- Huh, Sung Jin;
- Clement, Kendell;
- Jee, David;
- Merlini, Alessandra;
- Choudhury, Sibgat;
- Maruyama, Reo;
- Yoo, Ronnie;
- Chytil, Anna;
- Boyle, Patrick;
- Ran, Fei Ann;
- Moses, Harold L;
- Barcellos-Hoff, Mary Helen;
- Jackson-Grusby, Laurie;
- Meissner, Alexander;
- Polyak, Kornelia
Postnatal mammary gland development and differentiation occur during puberty and pregnancy. To explore the role of DNA methylation in these processes, we determined the genome-wide DNA methylation and gene expression profiles of CD24(+)CD61(+)CD29(hi), CD24(+)CD61(+)CD29(lo), and CD24(+)CD61(-)CD29(lo) cell populations that were previously associated with distinct biological properties at different ages and reproductive stages.
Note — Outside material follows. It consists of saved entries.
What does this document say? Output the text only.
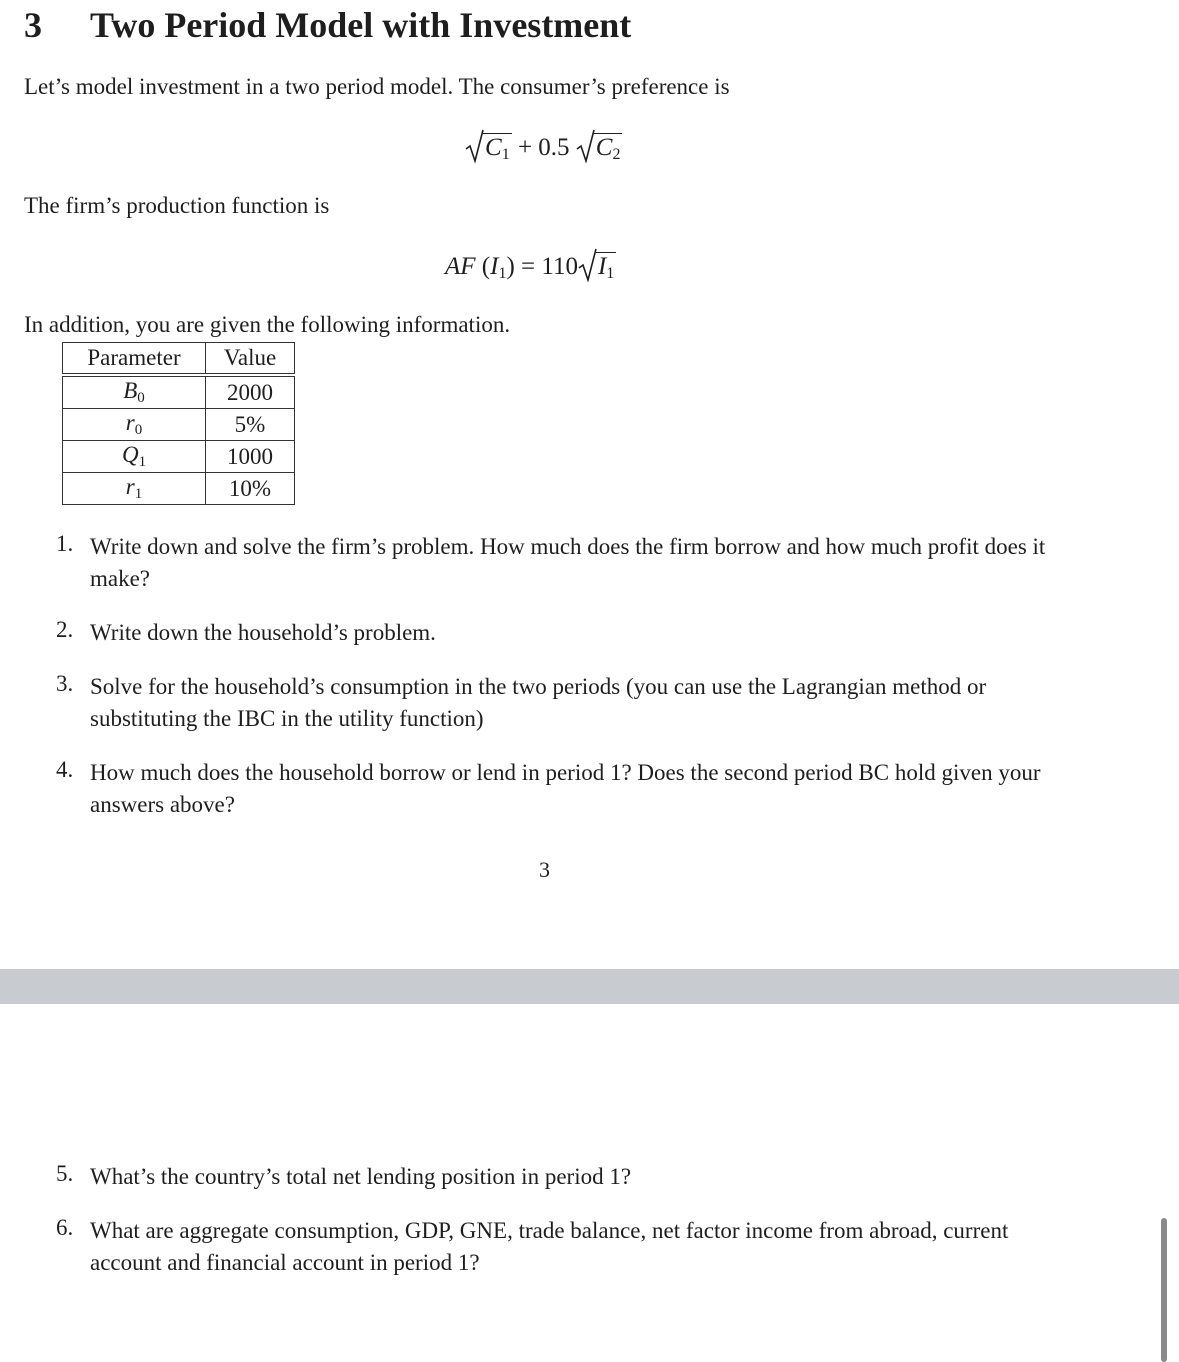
3 Two Period Model with Investment
Let’s model investment in a two period model. The consumer’s preference is
$C_1 + 0.5$ $C_2$
The firm’s production function is
AF $(I_1) = 110$ $I_1$
In addition, you are given the following information.
Parameter	Value
$B_0$	2000
$r_0$	5%
$Q_1$	1000
$r_1$	10%
1. Write down and solve the firm’s problem. How much does the firm borrow and how much profit does it make?
2. Write down the household’s problem.
3. Solve for the household’s consumption in the two periods (you can use the Lagrangian method or substituting the IBC in the utility function)
4. How much does the household borrow or lend in period 1? Does the second period BC hold given your answers above?
3
5. What’s the country’s total net lending position in period 1?
6. What are aggregate consumption, GDP, GNE, trade balance, net factor income from abroad, current account and financial account in period 1?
We found that pregnancy had the most significant effects on CD24(+)CD61(+)CD29(hi) and CD24(+)CD61(+)CD29(lo) cells, inducing distinct epigenetic states that were maintained through life. Integrated analysis of gene expression, DNA methylation, and histone modification profiles revealed cell-type- and reproductive-stage-specific changes. We identified p27 and TGFβ signaling as key regulators of CD24(+)CD61(+)CD29(lo) cell proliferation, based on their expression patterns and results from mammary gland explant cultures. Our results suggest that relatively minor changes in DNA methylation occur during luminal differentiation compared with the effects of pregnancy on CD24(+)CD61(+)CD29(hi) and CD24(+)CD61(+)CD29(lo) cells.